Association test results for the tagging SNPs were generally consistent with their extent of linkage disequilibrium (LD) with rs738409 (Supplementary Fig. 5 and Table 2). SNP rs738408 is 3 base pairs away from rs738409 and these two SNPs are in nearly complete LD (r2= 0.99). Association tests for rs738408 gave results nearly identical to those for rs738409. When rs738409 was treated as causal by including its genotypes as a covariate in the regression model, the additional associations in the PNPLA3 region were eliminated. All common haplotypes containing the rs738409[G] allele were more common among individuals with cirrhosis than in the control group (Supplementary Table 4). The rare variant rs6006460[T] reported by Romeo et al.4 is also rare in our Mestizo population (minor allele frequency =0.002), so we had no power to detect an effect of this variant. The minor T allele of rs6006460 was observed in both the cirrhosis and control groups. We did not observe significant associations with any of the markers previously reported to be associated with cirrhosis in individuals with hepatitis C10 (Supplementary Table 2).

We further tested for an association of rs738409 with a prognostic measure of disease severity in individuals with cirrhosis, the Child-Pugh score11. We coded Child-Pugh classes as numeric scores from 1 to 3 in order of severity and fit the data using linear regression with the same covariates used in the binary outcome models and an additive genotype term. The high-risk G allele showed a suggestive association with increasing disease severity (Wald test, one-sided P= 0.05).

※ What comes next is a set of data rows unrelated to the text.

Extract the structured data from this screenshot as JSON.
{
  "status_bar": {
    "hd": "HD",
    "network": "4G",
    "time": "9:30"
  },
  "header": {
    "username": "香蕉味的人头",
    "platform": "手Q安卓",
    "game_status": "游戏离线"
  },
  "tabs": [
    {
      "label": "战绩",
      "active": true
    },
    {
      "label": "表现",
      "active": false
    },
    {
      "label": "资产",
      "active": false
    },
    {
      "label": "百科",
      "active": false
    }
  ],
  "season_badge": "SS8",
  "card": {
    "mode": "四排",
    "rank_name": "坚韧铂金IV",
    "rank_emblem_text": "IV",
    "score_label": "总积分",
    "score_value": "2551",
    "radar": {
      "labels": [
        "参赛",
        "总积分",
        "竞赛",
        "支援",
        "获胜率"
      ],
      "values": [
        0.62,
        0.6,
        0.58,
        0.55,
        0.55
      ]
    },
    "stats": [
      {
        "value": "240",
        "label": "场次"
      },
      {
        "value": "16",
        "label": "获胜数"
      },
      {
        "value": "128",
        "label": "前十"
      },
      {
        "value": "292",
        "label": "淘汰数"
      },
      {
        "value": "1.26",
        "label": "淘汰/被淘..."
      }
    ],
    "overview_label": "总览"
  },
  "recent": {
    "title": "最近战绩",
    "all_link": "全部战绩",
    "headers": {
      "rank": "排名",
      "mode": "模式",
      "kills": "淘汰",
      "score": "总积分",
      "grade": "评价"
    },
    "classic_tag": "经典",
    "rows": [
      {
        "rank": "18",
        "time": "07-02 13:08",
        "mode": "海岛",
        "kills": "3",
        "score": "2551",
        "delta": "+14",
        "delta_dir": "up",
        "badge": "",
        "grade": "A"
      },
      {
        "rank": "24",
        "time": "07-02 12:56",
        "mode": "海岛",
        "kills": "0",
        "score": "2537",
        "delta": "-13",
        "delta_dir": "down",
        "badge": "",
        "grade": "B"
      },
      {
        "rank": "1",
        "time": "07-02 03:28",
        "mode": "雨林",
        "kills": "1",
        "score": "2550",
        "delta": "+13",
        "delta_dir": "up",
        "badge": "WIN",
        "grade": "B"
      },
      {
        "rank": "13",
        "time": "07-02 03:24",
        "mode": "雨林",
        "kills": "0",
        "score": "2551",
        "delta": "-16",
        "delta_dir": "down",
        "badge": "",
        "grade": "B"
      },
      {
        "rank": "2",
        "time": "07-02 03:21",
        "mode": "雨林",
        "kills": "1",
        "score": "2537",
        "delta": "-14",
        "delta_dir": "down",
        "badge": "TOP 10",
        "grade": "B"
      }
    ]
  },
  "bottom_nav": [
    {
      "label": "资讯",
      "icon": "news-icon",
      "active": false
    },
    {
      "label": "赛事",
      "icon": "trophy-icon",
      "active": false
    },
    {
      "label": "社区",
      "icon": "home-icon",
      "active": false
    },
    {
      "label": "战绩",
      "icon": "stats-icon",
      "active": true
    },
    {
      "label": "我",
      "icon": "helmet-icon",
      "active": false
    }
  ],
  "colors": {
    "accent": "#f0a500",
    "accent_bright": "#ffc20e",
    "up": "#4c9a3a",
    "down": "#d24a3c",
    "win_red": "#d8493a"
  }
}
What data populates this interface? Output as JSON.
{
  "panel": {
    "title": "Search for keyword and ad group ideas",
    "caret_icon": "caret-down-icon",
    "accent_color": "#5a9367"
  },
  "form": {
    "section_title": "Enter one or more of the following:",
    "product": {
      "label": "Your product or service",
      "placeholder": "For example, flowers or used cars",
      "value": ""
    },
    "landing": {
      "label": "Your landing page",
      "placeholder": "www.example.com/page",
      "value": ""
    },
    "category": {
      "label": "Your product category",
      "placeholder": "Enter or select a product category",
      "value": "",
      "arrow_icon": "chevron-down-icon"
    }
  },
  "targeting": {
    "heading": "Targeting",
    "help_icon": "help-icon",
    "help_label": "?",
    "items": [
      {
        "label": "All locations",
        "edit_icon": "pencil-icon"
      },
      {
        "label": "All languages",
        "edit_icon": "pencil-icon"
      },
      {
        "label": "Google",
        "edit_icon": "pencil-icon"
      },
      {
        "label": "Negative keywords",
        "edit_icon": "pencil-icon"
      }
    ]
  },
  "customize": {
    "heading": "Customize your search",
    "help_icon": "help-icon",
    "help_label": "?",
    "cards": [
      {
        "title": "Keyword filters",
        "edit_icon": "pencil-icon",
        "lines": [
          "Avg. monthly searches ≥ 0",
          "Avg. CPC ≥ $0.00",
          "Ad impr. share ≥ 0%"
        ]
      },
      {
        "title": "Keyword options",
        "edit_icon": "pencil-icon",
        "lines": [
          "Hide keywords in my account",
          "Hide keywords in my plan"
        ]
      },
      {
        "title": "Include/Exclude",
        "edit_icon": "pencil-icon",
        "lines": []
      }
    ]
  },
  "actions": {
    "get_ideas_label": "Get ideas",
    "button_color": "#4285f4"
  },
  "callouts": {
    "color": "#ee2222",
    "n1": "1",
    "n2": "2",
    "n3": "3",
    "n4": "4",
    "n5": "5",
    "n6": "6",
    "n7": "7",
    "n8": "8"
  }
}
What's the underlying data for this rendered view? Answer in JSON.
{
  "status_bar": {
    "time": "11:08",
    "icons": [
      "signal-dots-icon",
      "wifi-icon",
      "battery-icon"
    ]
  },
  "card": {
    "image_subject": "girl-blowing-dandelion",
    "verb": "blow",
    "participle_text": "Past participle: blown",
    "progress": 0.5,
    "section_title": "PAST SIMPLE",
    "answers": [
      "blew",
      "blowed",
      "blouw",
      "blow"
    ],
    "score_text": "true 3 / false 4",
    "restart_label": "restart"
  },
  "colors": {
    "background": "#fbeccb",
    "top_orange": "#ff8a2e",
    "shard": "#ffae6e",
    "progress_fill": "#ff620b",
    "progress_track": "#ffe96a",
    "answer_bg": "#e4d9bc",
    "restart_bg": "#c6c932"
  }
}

The frequencies of rs738409[G] in individuals scored as Child-Pugh class A, B and C (with class C being the most severe), were 0.70, 0.75 and 0.77, respectively.

The biochemical function of the PNPLA3 protein is unclear, though it appears to have lipogenic transacetylase activity12. The gene is highly expressed in adipocytes and liver7, and the protein may have a role in energy homeostasis13. Obesity and diabetes are known risk factors for non-alcoholic as well as alcoholic liver disease, and expression of PNPLA3 is correlated with obesity6. However, studies associating rs738409 with liver dysfunction have not detected associations with systemic metabolic phenotypes, including obesity, plasma lipid levels or insulin resistance4,6. These and other results7 suggest that rs738409 is an independent risk factor for liver dysfunction. Our work supports a central role for altered lipid processing in liver pathogenesis14, but further investigation of the mechanism of PNPLA3 activity is warranted. As our study was limited to analyses of categorical diagnoses without detailed supporting quantitative phenotype data, additional work will be required to more precisely characterize the disease states associated with this polymorphism (also see Supplementary Note).

Our study extends the previously reported associations of rs738409 with subclinical nonalcoholic liver disease to clinically relevant diagnoses of alcoholic liver disease. This single variant accounts for a substantial share of the increased risk of cirrhosis associated with Hispanic ancestry. Hispanics with hepatitis C are also at substantially elevated risk for hepatic injury compared to individuals of other ethnicities15, and it will be important to determine whether rs738409 is associated in that context as well. The effect size of rs738409 is large for an association with complex disease in humans and may be the largest known genetic modifier for a disease that is a major cause of preventable death. For these reasons, this variant may be an attractive target for genetic screening to identify individuals at high risk of liver disease for more aggressive interventions.